The paper considers a finite impulse response (FIR) filtering problem with both frequency and time domain requirements. The FIR filter is designed such that to achieve a minimal \(H_2\) norm for the filtering error transfer function, while the filter output with a given input to the signal system is enelope-constrained (EC), i.e. contained or bounded by a prescribed envelope. The resulting \(H_2\) ECFIR filtering problem is formulated as a finite-dimensional optimization problem subject to several linear matrix inequality (LMI) constraints. More precisely, the optimization problem is expressed by introducing a penalty factor to force the output of the filter away from the envelope boundaries. The cost is the relaxation of the \(H_2\) norm of the system by a percentage that still falls within an acceptable level, formulated as an additional LMI constraint.
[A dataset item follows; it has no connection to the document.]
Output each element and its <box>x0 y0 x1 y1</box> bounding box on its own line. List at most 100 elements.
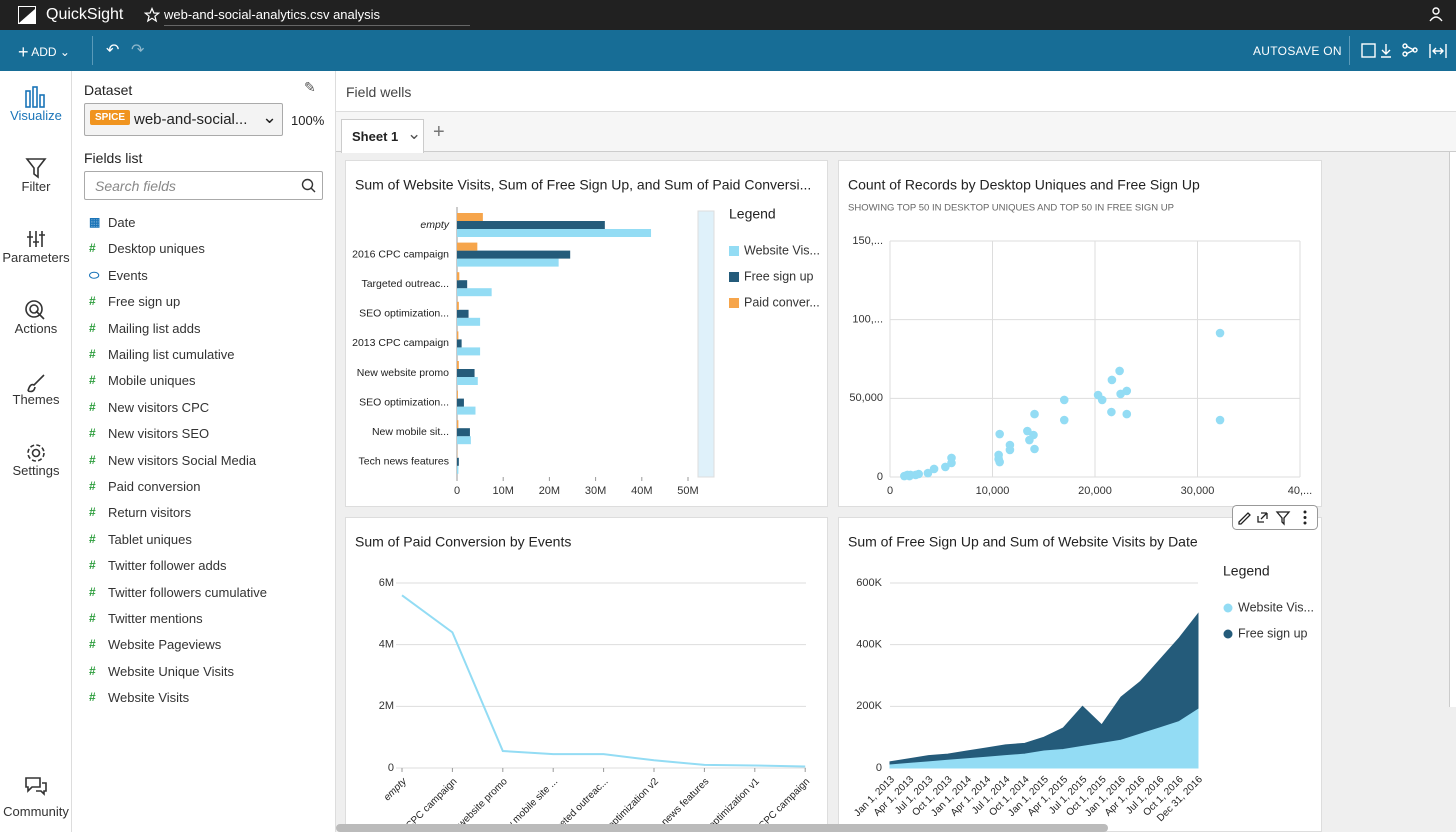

Thus the proposed algorithm is able to minimize the \(H_2\) norm of the filtering error transfer function, while imposing the envelope constraint. Furthermore, at the cost of relaxing the \(H_2\) optimal norm, the proposed \(H_2\) ECFIR filtering algorithms are proved to be robust in providing a margin between the filter output and the envelope boundaries. A numerical example illustrates and supports the new approach.